The working principle of the embodiment is as follows: in order to further improve the connection stability between the upper shell plate 21 and the lower shell plate 22 and avoid the separation of the two plates after the connection plate 44 is accidentally pushed, in this embodiment, after the connection of the two battery packs is completed, the positioning strips 47 are rotated, so that the ends of the positioning strips 47 are clamped into the corresponding positioning grooves 451, and the connection plate 44 cannot be pushed at this time.

The above-described embodiments are merely a few alternative embodiments of the present utility model, and many alternative modifications and combinations of the above-described embodiments will be apparent to those skilled in the art based on the technical solutions of the present utility model and the related teachings of the above-described embodiments.

Claims (7)

1. Multiunit energy storage battery package connection structure, including energy storage battery module (1), its characterized in that still includes:

the battery pack (2) is used for installing the energy storage battery module (1), the battery pack (2) comprises an upper shell plate (21) and a lower shell plate (22) which are used for clamping the energy storage battery module (1) in the middle, the bottom of the upper shell plate (21) is fixedly connected with an upper plate edge (211), the top end of the lower shell plate (22) is fixedly connected with a lower plate edge (221), and the lower plate edge (221) is fixedly connected with the upper plate edge (211) through a connecting shaft (23);

the limiting assembly (3) is used for connecting a plurality of battery packs (2), and the limiting assembly (3) comprises a spring cavity (31) formed in the end face of the upper shell plate (21), a limiting wedge block (33) elastically connected in the spring cavity (31) and a limiting groove (34) formed in the inner side face of the lower shell plate (22) and used for clamping the limiting wedge block (33).
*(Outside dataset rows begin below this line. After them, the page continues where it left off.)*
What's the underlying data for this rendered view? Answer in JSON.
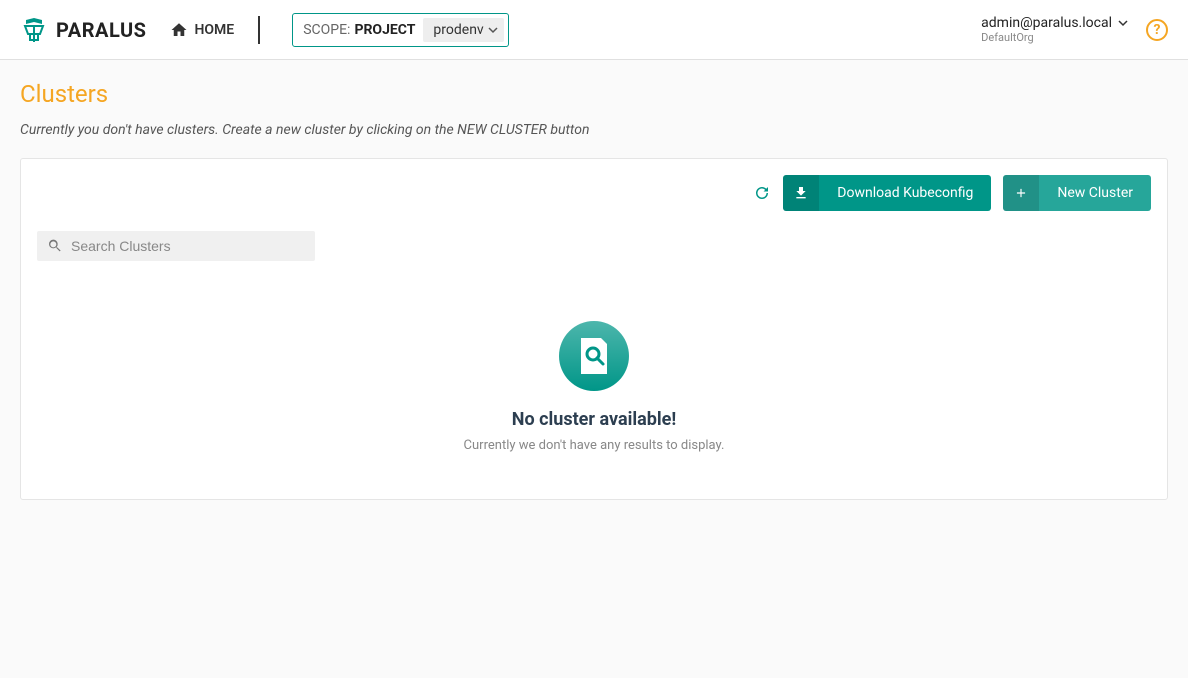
{
  "header": {
    "brand": "PARALUS",
    "home_label": "HOME",
    "scope_label": "SCOPE:",
    "scope_kind": "PROJECT",
    "scope_value": "prodenv"
  },
  "user": {
    "email": "admin@paralus.local",
    "org": "DefaultOrg"
  },
  "page": {
    "title": "Clusters",
    "subtitle": "Currently you don't have clusters. Create a new cluster by clicking on the NEW CLUSTER button"
  },
  "actions": {
    "download_label": "Download Kubeconfig",
    "new_label": "New Cluster"
  },
  "search": {
    "placeholder": "Search Clusters"
  },
  "empty": {
    "title": "No cluster available!",
    "desc": "Currently we don't have any results to display."
  },
  "colors": {
    "accent_teal": "#009688",
    "accent_orange": "#f5a623"
  }
}
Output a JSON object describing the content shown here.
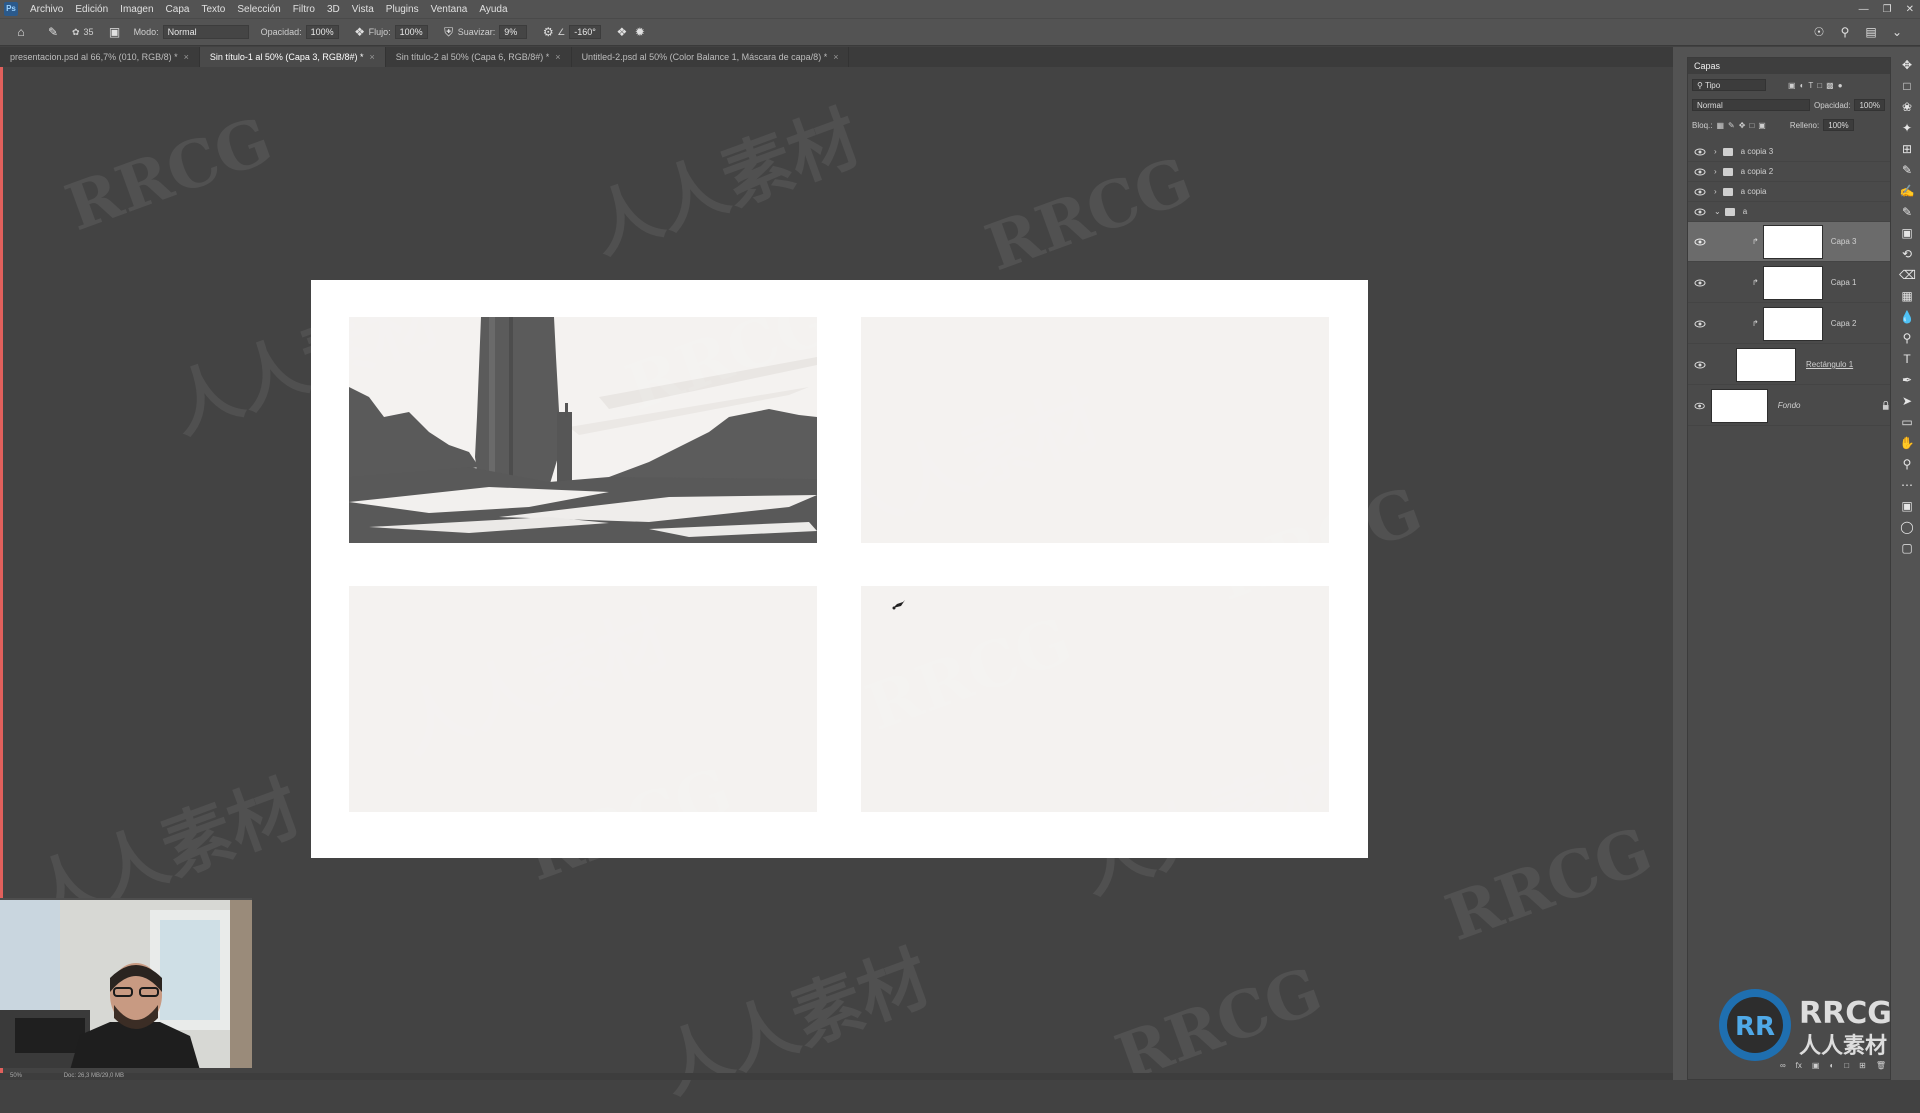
{
  "menu": {
    "app_icon": "Ps",
    "items": [
      "Archivo",
      "Edición",
      "Imagen",
      "Capa",
      "Texto",
      "Selección",
      "Filtro",
      "3D",
      "Vista",
      "Plugins",
      "Ventana",
      "Ayuda"
    ]
  },
  "options": {
    "brush_size": "35",
    "mode_label": "Modo:",
    "mode_value": "Normal",
    "opacity_label": "Opacidad:",
    "opacity_value": "100%",
    "flow_label": "Flujo:",
    "flow_value": "100%",
    "smoothing_label": "Suavizar:",
    "smoothing_value": "9%",
    "angle_value": "-160°"
  },
  "tabs": [
    {
      "label": "presentacion.psd al 66,7% (010, RGB/8) *",
      "active": false
    },
    {
      "label": "Sin título-1 al 50% (Capa 3, RGB/8#) *",
      "active": true
    },
    {
      "label": "Sin título-2 al 50% (Capa 6, RGB/8#) *",
      "active": false
    },
    {
      "label": "Untitled-2.psd al 50% (Color Balance 1, Máscara de capa/8) *",
      "active": false
    }
  ],
  "layers_panel": {
    "title": "Capas",
    "filter_label": "Tipo",
    "blend_mode": "Normal",
    "opacity_label": "Opacidad:",
    "opacity_value": "100%",
    "lock_label": "Bloq.:",
    "fill_label": "Relleno:",
    "fill_value": "100%",
    "layers": [
      {
        "name": "a copia 3",
        "type": "group"
      },
      {
        "name": "a copia 2",
        "type": "group"
      },
      {
        "name": "a copia",
        "type": "group"
      },
      {
        "name": "a",
        "type": "group-open"
      },
      {
        "name": "Capa 3",
        "type": "layer",
        "selected": true
      },
      {
        "name": "Capa 1",
        "type": "layer"
      },
      {
        "name": "Capa 2",
        "type": "layer"
      },
      {
        "name": "Rectángulo 1",
        "type": "shape"
      },
      {
        "name": "Fondo",
        "type": "background"
      }
    ]
  },
  "status": {
    "zoom": "50%",
    "doc": "Doc: 26,3 MB/29,0 MB"
  },
  "watermark": {
    "latin": "RRCG",
    "chinese": "人人素材"
  },
  "colors": {
    "accent": "#e1605c",
    "canvas_bg": "#434343",
    "frame_fill": "#f4f2f0",
    "ink": "#555555"
  }
}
2. The multi-group energy storage battery pack connection structure according to claim 1, further comprising a release assembly (4) for releasing the connection between the plurality of battery packs (2), wherein the release assembly (4) comprises a release push plate (41) slidably connected in the limit groove (34) for pushing out the limit wedge (33) from the limit groove (34), and a connecting rod (42) with one end fixedly connected with the release push plate (41) and the other end penetrating through the outer wall of the lower shell plate (22).

3. The multi-group energy storage battery pack connection structure according to claim 2, wherein the release assembly (4) further comprises a return spring (43) movably sleeved with the connecting rod (42), one end of the return spring (43) is fixedly connected with the inner wall of the limit groove (34), and the other end of the return spring (43) is fixedly connected with the release push plate (41).
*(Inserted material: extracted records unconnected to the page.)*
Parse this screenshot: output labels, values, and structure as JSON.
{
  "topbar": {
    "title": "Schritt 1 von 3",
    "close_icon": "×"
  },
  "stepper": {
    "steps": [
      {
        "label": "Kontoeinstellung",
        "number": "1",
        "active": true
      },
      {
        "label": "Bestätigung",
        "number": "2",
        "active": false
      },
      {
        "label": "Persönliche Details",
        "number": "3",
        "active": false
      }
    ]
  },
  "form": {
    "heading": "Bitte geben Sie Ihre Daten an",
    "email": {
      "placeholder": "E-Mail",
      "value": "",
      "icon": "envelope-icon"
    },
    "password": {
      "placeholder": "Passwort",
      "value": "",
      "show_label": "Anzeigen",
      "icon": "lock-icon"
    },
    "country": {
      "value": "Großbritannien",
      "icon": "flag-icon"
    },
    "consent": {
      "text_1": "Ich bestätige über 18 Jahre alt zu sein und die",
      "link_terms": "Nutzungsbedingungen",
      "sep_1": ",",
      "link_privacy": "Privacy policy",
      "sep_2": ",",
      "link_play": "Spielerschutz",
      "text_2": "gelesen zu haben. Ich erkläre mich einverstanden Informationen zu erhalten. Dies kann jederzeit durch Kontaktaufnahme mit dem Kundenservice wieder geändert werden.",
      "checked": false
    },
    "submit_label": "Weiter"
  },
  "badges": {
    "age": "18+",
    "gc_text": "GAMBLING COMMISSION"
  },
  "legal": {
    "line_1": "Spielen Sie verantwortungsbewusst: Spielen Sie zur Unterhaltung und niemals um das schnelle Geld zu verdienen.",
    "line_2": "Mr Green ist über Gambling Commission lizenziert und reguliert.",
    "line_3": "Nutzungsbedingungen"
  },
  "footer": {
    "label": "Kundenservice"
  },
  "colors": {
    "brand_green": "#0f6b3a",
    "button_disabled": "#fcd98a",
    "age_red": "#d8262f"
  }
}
4. The multi-pack connection structure according to claim 2, wherein the release assembly (4) further comprises an engagement plate (44) fixedly connected to one end of the connecting rod (42).
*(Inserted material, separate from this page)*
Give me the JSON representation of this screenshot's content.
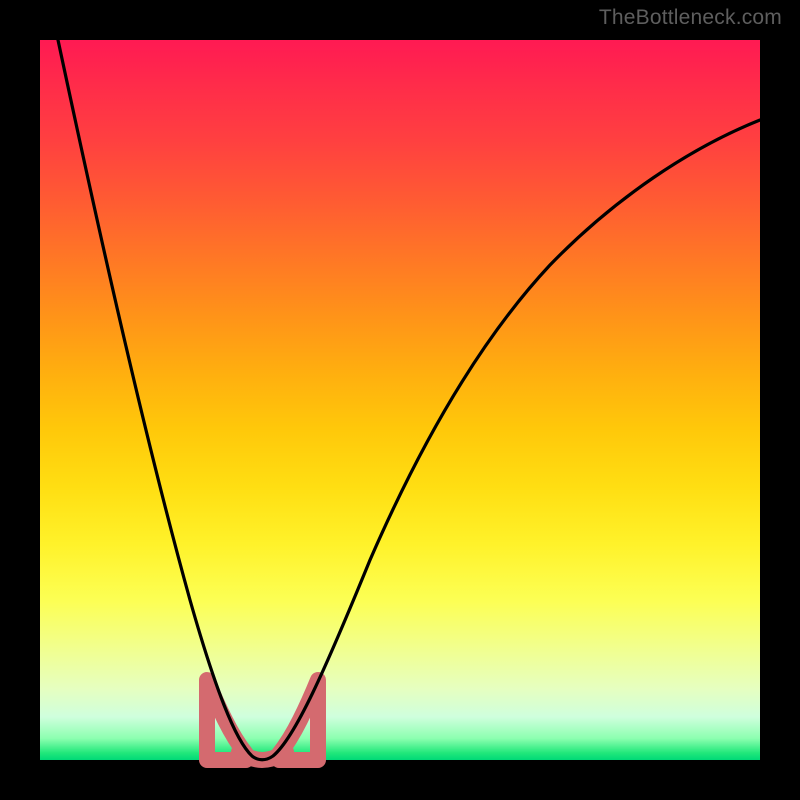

5. The multi-pack connection structure according to claim 4, wherein the lower case plate (22) is provided with a receiving groove (45) into which the connector plate (44) is engaged.

6. The connection structure of multiple groups of energy storage battery packs according to claim 5, wherein the outer wall of the connecting plate (44) is rotatably connected with a positioning strip (47), positioning grooves (451) for clamping the end parts of the positioning strip (47) are formed in the upper groove surface and the lower groove surface of the accommodating groove (45), and the connecting plate (44) can be limited by clamping the end parts of the positioning strip (47) into the positioning grooves (451).

7. The multi-group energy storage battery pack connection structure according to claim 1, wherein the limiting assembly (3) further comprises a limiting spring (32) located in the spring cavity (31), one end of the limiting spring (32) is fixedly connected with the end of the limiting wedge block (33), and the other end of the limiting spring (32) is fixedly connected with the inner wall of the spring cavity (31).